Microbiome Classification in Colon Cancer Patients Using Chaos Game Representations and CNN Models
摘要
Emerging evidence links Colorectal Cancer (CRC) risk to antibiotic use, yet it remains uncertain if CRC correlates with the gut microbiota’s resistome. The human gut resistome encompasses all genes in the microbiome that confer antibiotic resistance, termed Antibiotic Resistance Genes (ARG). The diversity and genome location of ARGs complicate their detection in the complex gut microbiome. Variability in sequences, dispersion in larger genetic structures, and background noise in microbiome data challenge traditional string matching methods. Advanced bioinformatics tools, like machine learning (ML) models, are needed to detect and analyze ARG dynamics in the gut microbiome. This paper proposes a ML approach for the identification of ARGs in gut microbiome data with the aim of serving as a tool for analyzing the association between ARG abundance and CRC development. Chaos Game Representation (CGR) was used as a data preprocessing and feature extraction technique for representing microbiome sequences and ARGs as images. Convolutional Neural Networks (CNNs) were used to define the classifier to identify ARGs in the gut microbiomes of CRC patients and healthy individuals.

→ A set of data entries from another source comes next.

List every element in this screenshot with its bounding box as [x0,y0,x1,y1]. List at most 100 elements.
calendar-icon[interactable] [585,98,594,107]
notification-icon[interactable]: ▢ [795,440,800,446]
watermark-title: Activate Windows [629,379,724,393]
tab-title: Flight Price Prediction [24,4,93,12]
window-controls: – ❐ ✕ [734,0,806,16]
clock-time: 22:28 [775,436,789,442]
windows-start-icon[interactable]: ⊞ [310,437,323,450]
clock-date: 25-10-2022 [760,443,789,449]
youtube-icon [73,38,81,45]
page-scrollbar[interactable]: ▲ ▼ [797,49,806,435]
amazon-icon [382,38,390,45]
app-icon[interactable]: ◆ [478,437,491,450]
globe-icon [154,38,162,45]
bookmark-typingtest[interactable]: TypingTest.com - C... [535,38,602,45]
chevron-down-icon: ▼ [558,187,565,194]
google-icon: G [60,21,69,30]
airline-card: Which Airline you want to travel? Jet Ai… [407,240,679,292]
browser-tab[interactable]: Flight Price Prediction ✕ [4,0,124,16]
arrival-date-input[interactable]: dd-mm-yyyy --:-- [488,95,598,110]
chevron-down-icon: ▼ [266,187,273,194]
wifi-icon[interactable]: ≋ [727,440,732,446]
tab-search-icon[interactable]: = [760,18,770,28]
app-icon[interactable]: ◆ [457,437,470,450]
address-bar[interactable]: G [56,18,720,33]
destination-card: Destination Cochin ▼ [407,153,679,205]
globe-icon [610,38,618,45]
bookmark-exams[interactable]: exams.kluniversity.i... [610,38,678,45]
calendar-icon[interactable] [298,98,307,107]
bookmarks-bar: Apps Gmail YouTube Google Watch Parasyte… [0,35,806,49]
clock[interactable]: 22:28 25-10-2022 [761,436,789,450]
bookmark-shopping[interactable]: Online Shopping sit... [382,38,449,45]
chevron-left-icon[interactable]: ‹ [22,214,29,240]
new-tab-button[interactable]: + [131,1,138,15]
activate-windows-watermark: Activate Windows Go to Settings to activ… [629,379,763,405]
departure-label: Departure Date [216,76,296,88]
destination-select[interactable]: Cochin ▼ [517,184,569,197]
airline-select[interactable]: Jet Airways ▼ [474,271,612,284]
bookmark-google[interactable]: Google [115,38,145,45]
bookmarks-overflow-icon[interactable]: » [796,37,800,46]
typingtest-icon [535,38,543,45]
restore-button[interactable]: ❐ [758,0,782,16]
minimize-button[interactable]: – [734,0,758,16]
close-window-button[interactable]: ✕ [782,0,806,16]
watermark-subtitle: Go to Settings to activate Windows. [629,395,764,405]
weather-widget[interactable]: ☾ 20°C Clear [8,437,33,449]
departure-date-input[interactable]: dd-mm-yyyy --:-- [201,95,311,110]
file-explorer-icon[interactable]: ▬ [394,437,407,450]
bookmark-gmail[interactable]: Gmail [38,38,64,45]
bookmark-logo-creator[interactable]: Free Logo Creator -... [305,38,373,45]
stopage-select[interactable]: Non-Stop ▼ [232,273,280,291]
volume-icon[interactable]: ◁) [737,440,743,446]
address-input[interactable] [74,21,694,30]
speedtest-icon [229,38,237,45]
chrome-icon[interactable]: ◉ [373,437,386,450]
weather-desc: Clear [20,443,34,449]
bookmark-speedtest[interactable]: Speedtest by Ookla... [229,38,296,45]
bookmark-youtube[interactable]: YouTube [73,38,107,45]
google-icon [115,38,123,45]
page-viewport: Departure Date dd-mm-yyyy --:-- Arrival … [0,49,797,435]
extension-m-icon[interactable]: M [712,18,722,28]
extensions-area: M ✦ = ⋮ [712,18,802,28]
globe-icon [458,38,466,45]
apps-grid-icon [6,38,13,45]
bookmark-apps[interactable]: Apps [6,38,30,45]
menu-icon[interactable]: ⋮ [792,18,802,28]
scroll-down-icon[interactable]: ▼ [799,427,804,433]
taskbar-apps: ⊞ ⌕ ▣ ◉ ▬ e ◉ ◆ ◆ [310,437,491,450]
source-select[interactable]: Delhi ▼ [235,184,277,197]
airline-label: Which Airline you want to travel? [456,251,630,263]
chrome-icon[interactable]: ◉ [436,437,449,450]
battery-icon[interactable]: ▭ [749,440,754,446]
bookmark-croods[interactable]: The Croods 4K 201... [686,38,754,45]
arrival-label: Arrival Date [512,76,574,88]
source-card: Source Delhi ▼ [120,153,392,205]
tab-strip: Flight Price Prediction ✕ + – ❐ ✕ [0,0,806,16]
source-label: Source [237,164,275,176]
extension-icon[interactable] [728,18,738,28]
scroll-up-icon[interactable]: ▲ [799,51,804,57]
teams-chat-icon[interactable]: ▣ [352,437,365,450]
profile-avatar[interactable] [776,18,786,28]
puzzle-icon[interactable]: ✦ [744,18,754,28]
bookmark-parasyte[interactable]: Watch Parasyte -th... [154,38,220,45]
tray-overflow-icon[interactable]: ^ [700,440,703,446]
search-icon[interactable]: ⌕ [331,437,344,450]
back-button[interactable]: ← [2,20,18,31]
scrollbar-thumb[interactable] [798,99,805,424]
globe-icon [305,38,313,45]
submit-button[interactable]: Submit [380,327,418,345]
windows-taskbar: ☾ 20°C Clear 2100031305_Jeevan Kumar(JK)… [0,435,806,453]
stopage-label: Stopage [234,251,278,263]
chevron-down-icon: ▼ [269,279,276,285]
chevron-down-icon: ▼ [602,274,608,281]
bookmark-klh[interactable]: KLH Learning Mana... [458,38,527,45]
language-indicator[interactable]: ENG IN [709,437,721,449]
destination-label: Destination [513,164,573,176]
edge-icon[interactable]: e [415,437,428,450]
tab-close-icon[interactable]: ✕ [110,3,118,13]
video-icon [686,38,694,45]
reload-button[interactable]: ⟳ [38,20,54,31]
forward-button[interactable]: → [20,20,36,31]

The results show that by exploring different features of these algorithms, including the resolution of the CGR images and different CNN structures, it is possible to build classifiers with accuracy and precision of the class of interest of 98.7%-99.2% and 95.2%-98.3%, respectively. However, it is necessary to analyze a larger volume of data from patients and healthy individuals in order to conclude whether CRC development is indeed linked to the gut microbiota’s resistome.